Sulla dinamica le ricostruzioni restano frammentarie. Secondo diverse fonti, una donna avrebbe tentato di introdursi nel locale con dell'esplosivo e sarebbe stata fermata da un agente della sicurezza. Nell'esplosione sarebbe morta la stessa donna insieme ad altre persone presenti. Anche il bilancio delle vittime è discordante: cinque secondo l'ambasciata russa a Roma, tre secondo quanto riportato dai media russi.
Al momento della deflagrazione, riferiscono le stesse fonti, nel ristorante si festeggiava il compleanno del comandante delle forze aerospaziali russe, Aleksandr Chaiko, che secondo alcune ricostruzioni potrebbe essere stato il bersaglio dell'attacco.
Approfondimento
Chi è Aleksandr Chaiko, il generale russo nuovo capo dell'Aeronautica
Le accuse russe a Kiev
Nelle sue note l'ambasciata attribuisce la responsabilità dell'esplosione all'Ucraina, sostenendo che l'obiettivo fosse intimidire gli italiani che lavorano in Russia. "È evidente che, pianificando un attentato in uno dei migliori ristoranti italiani di Mosca, i terroristi ucraini volessero intimidire gli italiani che lavorano in Russia, far intendere che anche loro sono nel mirino", si legge nel comunicato.

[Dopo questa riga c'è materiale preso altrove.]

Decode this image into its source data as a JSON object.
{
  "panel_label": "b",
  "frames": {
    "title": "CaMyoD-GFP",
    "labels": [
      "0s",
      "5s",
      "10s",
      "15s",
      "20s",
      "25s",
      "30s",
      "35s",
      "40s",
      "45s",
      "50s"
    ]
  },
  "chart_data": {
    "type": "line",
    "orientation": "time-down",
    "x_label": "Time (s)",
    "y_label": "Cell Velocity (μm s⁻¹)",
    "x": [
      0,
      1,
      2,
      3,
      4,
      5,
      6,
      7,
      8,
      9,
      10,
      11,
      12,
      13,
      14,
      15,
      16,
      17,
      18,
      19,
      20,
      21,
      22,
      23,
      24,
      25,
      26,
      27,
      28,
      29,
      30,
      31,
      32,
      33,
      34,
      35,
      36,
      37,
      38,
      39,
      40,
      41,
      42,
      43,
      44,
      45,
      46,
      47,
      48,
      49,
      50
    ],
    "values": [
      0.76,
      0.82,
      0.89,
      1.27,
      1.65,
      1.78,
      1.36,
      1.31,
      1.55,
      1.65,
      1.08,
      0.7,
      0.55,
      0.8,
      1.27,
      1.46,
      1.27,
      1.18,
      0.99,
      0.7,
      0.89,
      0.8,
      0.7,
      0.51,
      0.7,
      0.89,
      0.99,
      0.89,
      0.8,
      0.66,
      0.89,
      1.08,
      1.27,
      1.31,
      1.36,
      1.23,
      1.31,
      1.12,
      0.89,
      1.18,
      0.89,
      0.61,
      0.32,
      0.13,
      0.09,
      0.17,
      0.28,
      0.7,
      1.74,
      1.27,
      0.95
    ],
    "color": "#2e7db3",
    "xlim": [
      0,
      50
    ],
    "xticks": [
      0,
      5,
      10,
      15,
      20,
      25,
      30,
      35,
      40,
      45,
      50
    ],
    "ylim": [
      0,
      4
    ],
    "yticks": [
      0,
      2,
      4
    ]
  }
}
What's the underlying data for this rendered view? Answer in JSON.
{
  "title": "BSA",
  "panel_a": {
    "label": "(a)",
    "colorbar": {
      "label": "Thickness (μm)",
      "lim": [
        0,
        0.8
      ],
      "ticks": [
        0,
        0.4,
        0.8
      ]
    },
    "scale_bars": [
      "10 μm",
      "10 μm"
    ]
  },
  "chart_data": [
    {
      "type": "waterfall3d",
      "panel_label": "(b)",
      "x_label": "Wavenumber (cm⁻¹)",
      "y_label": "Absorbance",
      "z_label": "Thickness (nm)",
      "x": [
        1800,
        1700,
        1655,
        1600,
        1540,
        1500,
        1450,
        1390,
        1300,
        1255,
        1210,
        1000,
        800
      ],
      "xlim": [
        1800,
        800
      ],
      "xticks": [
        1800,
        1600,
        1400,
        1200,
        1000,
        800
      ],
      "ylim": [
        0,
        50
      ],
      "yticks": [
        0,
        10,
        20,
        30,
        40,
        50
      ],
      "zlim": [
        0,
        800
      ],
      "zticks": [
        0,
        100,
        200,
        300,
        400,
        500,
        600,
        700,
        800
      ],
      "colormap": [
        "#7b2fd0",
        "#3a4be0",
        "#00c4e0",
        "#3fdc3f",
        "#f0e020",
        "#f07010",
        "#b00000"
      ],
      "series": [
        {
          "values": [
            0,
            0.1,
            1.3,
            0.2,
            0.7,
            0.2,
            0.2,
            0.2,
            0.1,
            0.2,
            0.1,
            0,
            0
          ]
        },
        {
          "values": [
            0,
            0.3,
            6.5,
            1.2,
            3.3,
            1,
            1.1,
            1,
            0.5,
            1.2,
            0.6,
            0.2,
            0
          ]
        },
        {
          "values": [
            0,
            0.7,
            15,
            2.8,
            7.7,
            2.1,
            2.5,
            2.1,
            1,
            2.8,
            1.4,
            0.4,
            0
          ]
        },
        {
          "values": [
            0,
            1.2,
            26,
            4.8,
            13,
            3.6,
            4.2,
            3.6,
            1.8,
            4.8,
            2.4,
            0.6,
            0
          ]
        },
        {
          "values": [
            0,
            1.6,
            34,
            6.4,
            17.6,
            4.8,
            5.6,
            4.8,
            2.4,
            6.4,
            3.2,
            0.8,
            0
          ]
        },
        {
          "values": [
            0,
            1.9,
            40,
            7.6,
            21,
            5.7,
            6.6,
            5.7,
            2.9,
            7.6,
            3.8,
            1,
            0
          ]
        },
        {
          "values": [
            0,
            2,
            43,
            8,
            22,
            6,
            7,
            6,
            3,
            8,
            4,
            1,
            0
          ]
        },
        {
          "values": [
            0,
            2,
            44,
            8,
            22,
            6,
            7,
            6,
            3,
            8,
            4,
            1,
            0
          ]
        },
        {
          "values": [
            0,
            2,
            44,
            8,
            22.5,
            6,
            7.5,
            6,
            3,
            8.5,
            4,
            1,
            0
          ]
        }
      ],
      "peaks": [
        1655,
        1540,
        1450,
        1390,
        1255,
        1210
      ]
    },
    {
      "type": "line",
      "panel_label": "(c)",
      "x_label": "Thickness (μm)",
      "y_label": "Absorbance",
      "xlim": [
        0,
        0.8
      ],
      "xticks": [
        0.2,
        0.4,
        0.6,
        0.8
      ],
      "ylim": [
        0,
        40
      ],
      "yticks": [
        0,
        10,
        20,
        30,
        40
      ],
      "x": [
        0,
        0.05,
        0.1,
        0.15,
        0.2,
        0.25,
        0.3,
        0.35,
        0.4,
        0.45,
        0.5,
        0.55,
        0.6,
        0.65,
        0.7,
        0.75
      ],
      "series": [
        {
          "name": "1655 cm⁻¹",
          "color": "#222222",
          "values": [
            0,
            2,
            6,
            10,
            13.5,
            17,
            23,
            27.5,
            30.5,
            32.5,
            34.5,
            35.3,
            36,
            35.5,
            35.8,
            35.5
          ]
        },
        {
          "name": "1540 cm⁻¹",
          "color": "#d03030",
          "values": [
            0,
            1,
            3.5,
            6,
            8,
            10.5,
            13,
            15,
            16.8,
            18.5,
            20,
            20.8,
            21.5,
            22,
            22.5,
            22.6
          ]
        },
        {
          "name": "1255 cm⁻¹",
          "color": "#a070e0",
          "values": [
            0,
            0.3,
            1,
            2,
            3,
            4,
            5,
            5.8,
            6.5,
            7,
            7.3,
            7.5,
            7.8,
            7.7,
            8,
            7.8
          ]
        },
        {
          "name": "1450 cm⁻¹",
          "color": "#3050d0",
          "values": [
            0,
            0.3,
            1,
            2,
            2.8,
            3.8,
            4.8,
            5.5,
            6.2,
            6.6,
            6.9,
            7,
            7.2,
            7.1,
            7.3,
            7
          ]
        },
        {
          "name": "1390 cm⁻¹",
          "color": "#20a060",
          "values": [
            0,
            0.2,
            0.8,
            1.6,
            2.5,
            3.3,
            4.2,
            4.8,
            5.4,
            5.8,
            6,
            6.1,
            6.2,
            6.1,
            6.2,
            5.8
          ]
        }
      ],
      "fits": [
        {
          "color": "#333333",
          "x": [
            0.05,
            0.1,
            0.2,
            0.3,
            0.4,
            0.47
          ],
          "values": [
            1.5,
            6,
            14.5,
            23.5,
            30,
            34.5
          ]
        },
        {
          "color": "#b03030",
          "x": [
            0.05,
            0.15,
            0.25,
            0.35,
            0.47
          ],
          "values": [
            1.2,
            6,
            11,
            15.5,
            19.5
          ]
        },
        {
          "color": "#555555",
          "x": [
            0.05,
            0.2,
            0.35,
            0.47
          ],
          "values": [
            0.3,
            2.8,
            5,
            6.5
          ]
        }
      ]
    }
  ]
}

La missione diplomatica accompagna le accuse con toni durissimi, paragonando la leadership di Kiev alle organizzazioni terroristiche di matrice jihadista. "Ormai è del tutto chiaro: l'esplosione al ristorante 'Balzi Rossi' e gli altri attentati avvenuti in Russia, a Monaco e altrove attestano come il morbo del terrorismo ucraino sia arrivato in Europa, e in Italia in particolare", conclude la nota.